Por Antonio Perez
Depois de sucessivos ensaios nos últimos dias, o dólar rompeu definitivamente o teto dos R$ 4 na sessão desta quinta-feira, 16, em meio ao fortalecimento global da moeda americana e, sobretudo, a busca por proteção diante da deterioração contínua do capital político do presidente Jair Bolsonaro. Com mínima de R$ 3,9947 e máxima de R$ 4,0416, o dólar à vista fechou em alta de 0,98%, a R$ 4,0357, o maior valor de fechamento desde 28 de setembro do ano passado. E as perspectivas de operadores e analistas ouvidos pelo Broadcast, sistema de notícias em tempo real do Grupo Estado, são de que a taxa de câmbio se mantenha acima de R$ 4 no curto prazo.
A corrida ao dólar começou já na abertura dos negócios em meio à conjunção de alta da moeda americana no exterior e ao aumento das tensões políticas. À surpresa com a magnitude dos protestos de rua na quarta contra o contingenciamento da educação somaram-se as preocupações com os desdobramentos da quebra do sigilo do senador Flávio Bolsonaro, aparentemente envolto em transações suspeitas com imóveis.
As declarações de Bolsonaro, que chamou manifestantes de idiotas, e a piora da situação fiscal, com o governo sem forças nem para aprovar com facilidade crédito suplementar, completavam o quadro de desalento. Um presidente com capital político erodido e sem base de apoio no Congresso significa dificuldades enormes para aprovação de uma reforma da Previdência robusta, ponto considerado essencial para retomar a confiança e consequente recuperação da economia.
“Não se sabe se vai demorar muito mais para a aprovação da reforma da Previdência e qual vai ser a desidratação. Isso faz o mercado tomar uma postura mais defensiva”, afirma Felipe Pellegrini, gerente de Tesouraria do Travelex Bank, ressaltando, contudo, que a piora das perspectivas para a economia também contribuem para depreciação do real. “Antes era só a questão da Previdência. Agora, temos a projeção de PIB muito fraco e essa questão dos protestos. A tendência é de alta do dólar no curto prazo.”

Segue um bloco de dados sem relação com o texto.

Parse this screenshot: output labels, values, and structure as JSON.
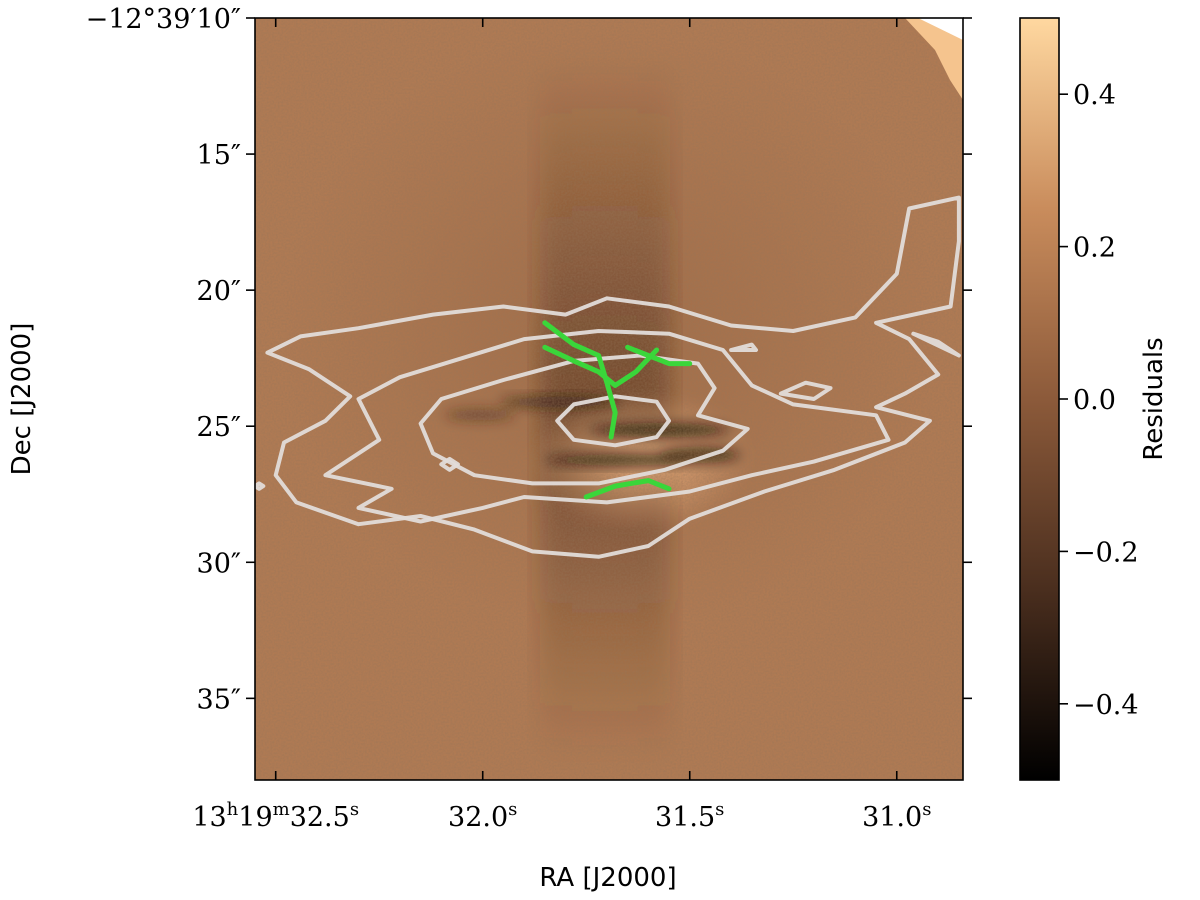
{
  "chart_data": {
    "type": "heatmap",
    "title": "",
    "xlabel": "RA [J2000]",
    "ylabel": "Dec [J2000]",
    "x_ticks": [
      {
        "value": 32.5,
        "hms": {
          "h": "13",
          "m": "19",
          "s": "32.5"
        }
      },
      {
        "value": 32.0,
        "hms": {
          "h": "",
          "m": "",
          "s": "32.0"
        }
      },
      {
        "value": 31.5,
        "hms": {
          "h": "",
          "m": "",
          "s": "31.5"
        }
      },
      {
        "value": 31.0,
        "hms": {
          "h": "",
          "m": "",
          "s": "31.0"
        }
      }
    ],
    "y_ticks": [
      {
        "value": 10,
        "label": "−12°39′10″"
      },
      {
        "value": 15,
        "label": "15″"
      },
      {
        "value": 20,
        "label": "20″"
      },
      {
        "value": 25,
        "label": "25″"
      },
      {
        "value": 30,
        "label": "30″"
      },
      {
        "value": 35,
        "label": "35″"
      }
    ],
    "xlim": [
      32.55,
      30.84
    ],
    "ylim": [
      38.0,
      10.0
    ],
    "colorbar": {
      "label": "Residuals",
      "range": [
        -0.5,
        0.5
      ],
      "ticks": [
        {
          "value": 0.4,
          "label": "0.4"
        },
        {
          "value": 0.2,
          "label": "0.2"
        },
        {
          "value": 0.0,
          "label": "0.0"
        },
        {
          "value": -0.2,
          "label": "−0.2"
        },
        {
          "value": -0.4,
          "label": "−0.4"
        }
      ],
      "colormap": [
        "#000000",
        "#4a2e1e",
        "#8c5a3a",
        "#c98c5c",
        "#ffd8a0"
      ]
    },
    "image_background_color": "#b07a53",
    "contour_color": "#e1dcd9",
    "overlay_color": "#3ad63a",
    "contours": [
      {
        "level": 1,
        "points": [
          [
            32.44,
            21.7
          ],
          [
            32.3,
            21.4
          ],
          [
            32.12,
            20.9
          ],
          [
            31.95,
            20.6
          ],
          [
            31.8,
            20.9
          ],
          [
            31.7,
            20.3
          ],
          [
            31.55,
            20.6
          ],
          [
            31.4,
            21.3
          ],
          [
            31.25,
            21.5
          ],
          [
            31.1,
            21.0
          ],
          [
            31.0,
            19.4
          ],
          [
            30.97,
            17.0
          ],
          [
            30.85,
            16.6
          ],
          [
            30.85,
            18.2
          ],
          [
            30.87,
            20.6
          ],
          [
            31.05,
            21.2
          ],
          [
            30.97,
            21.8
          ],
          [
            30.9,
            23.1
          ],
          [
            30.98,
            23.8
          ],
          [
            31.05,
            24.3
          ],
          [
            30.92,
            24.8
          ],
          [
            30.98,
            25.6
          ],
          [
            31.15,
            26.6
          ],
          [
            31.32,
            27.4
          ],
          [
            31.5,
            28.4
          ],
          [
            31.6,
            29.4
          ],
          [
            31.72,
            29.8
          ],
          [
            31.88,
            29.6
          ],
          [
            32.02,
            28.8
          ],
          [
            32.15,
            28.3
          ],
          [
            32.3,
            28.6
          ],
          [
            32.45,
            27.8
          ],
          [
            32.5,
            26.8
          ],
          [
            32.48,
            25.6
          ],
          [
            32.38,
            24.8
          ],
          [
            32.32,
            23.9
          ],
          [
            32.42,
            22.9
          ],
          [
            32.52,
            22.3
          ]
        ]
      },
      {
        "level": 2,
        "points": [
          [
            32.2,
            23.2
          ],
          [
            32.05,
            22.5
          ],
          [
            31.9,
            21.8
          ],
          [
            31.72,
            21.5
          ],
          [
            31.55,
            21.6
          ],
          [
            31.42,
            22.2
          ],
          [
            31.35,
            23.5
          ],
          [
            31.25,
            24.2
          ],
          [
            31.05,
            24.6
          ],
          [
            31.02,
            25.5
          ],
          [
            31.2,
            26.3
          ],
          [
            31.35,
            26.8
          ],
          [
            31.5,
            27.4
          ],
          [
            31.7,
            27.8
          ],
          [
            31.9,
            27.6
          ],
          [
            32.0,
            28.0
          ],
          [
            32.15,
            28.5
          ],
          [
            32.3,
            28.0
          ],
          [
            32.22,
            27.3
          ],
          [
            32.38,
            26.8
          ],
          [
            32.25,
            25.5
          ],
          [
            32.3,
            24.0
          ]
        ]
      },
      {
        "level": 3,
        "points": [
          [
            32.1,
            24.0
          ],
          [
            31.95,
            23.3
          ],
          [
            31.78,
            22.6
          ],
          [
            31.62,
            22.4
          ],
          [
            31.48,
            22.7
          ],
          [
            31.44,
            23.6
          ],
          [
            31.48,
            24.6
          ],
          [
            31.36,
            25.1
          ],
          [
            31.42,
            25.9
          ],
          [
            31.56,
            26.6
          ],
          [
            31.72,
            27.1
          ],
          [
            31.88,
            27.1
          ],
          [
            32.02,
            26.8
          ],
          [
            32.12,
            26.0
          ],
          [
            32.15,
            24.9
          ]
        ]
      },
      {
        "level": 4,
        "points": [
          [
            31.78,
            24.2
          ],
          [
            31.68,
            23.9
          ],
          [
            31.58,
            24.1
          ],
          [
            31.55,
            24.8
          ],
          [
            31.58,
            25.4
          ],
          [
            31.68,
            25.7
          ],
          [
            31.78,
            25.5
          ],
          [
            31.82,
            24.8
          ]
        ]
      },
      {
        "level": 5,
        "points": [
          [
            32.1,
            26.4
          ],
          [
            32.08,
            26.2
          ],
          [
            32.06,
            26.4
          ],
          [
            32.08,
            26.6
          ]
        ]
      },
      {
        "level": 6,
        "points": [
          [
            32.55,
            27.2
          ],
          [
            32.54,
            27.1
          ],
          [
            32.53,
            27.2
          ],
          [
            32.54,
            27.3
          ]
        ]
      },
      {
        "level": 7,
        "points": [
          [
            31.4,
            22.2
          ],
          [
            31.35,
            22.0
          ],
          [
            31.34,
            22.2
          ]
        ]
      },
      {
        "level": 8,
        "points": [
          [
            31.28,
            23.8
          ],
          [
            31.22,
            23.4
          ],
          [
            31.16,
            23.6
          ],
          [
            31.2,
            24.0
          ]
        ]
      },
      {
        "level": 9,
        "points": [
          [
            30.85,
            22.4
          ],
          [
            30.9,
            21.9
          ],
          [
            30.96,
            21.6
          ]
        ]
      }
    ],
    "overlay_paths": [
      {
        "id": 1,
        "points": [
          [
            31.85,
            21.2
          ],
          [
            31.78,
            22.0
          ],
          [
            31.72,
            22.4
          ],
          [
            31.7,
            23.4
          ],
          [
            31.68,
            24.5
          ],
          [
            31.69,
            25.4
          ]
        ]
      },
      {
        "id": 2,
        "points": [
          [
            31.85,
            22.1
          ],
          [
            31.78,
            22.6
          ],
          [
            31.72,
            23.0
          ],
          [
            31.68,
            23.5
          ],
          [
            31.63,
            23.0
          ],
          [
            31.58,
            22.2
          ]
        ]
      },
      {
        "id": 3,
        "points": [
          [
            31.65,
            22.1
          ],
          [
            31.6,
            22.4
          ],
          [
            31.55,
            22.7
          ],
          [
            31.5,
            22.7
          ]
        ]
      },
      {
        "id": 4,
        "points": [
          [
            31.75,
            27.6
          ],
          [
            31.68,
            27.2
          ],
          [
            31.6,
            27.0
          ],
          [
            31.55,
            27.3
          ]
        ]
      }
    ]
  }
}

Ao quadro interno turbulento somava-se a rodada de alta global do dólar após dados positivos da economia americana, com fortes ganhos ante o euro e a maioria das divisas emergentes. O Índice DXY – que compara o dólar a uma cesta de seis moedas – subiu 0,27%, em dia de perdas do euro. A moeda americana também apresentou ganhos firmes em relação a divisas de países emergentes, com destaque para a lira turca e o rand sul-africano
O real já apresentava o pior desempenho entre moedas emergentes ao longo da tarde quando uma pesada onda de ações da Vale, que alertou para risco de rompimento de barragem em Minas Gerais, levou o Ibovespa a perder os 90 mil pontos e agravou a tensão no mercado de câmbio. Com as vendas na bolsa, o dólar engatou uma sequência de alta e renovou sucessivas máximas até atingir R$ 4,0416. Operadores notaram movimentos técnicos de liquidação de posições vendidas e aumento da procura de hedge no fim da tarde, no ápice do nervosismo.
Para o especialista no mercado de câmbio Jefferson Laatus, sócio-fundador do Grupo Laatus, o real é vítima de uma tempestade perfeita, com o movimento concomitante de fortalecimento global da moeda americana e de perda de confiança dos investidores no governo. “São muitas questões, como os protestos, o cumprimento da regra de ouro, o problema do Flávio Bolsonaro e a própria postura do presidente. Tudo isso faz o mercado buscar segurança no dólar”, diz Laatus, ressaltando que o “mercado está descrente”.
Apesar do estresse dos últimos dias, analistas não veem motivo para intervenção do Banco Central, já que não há disfuncionalidades no mercado de câmbio e já há provisão de hedge por meio de rolagem de swap cambial.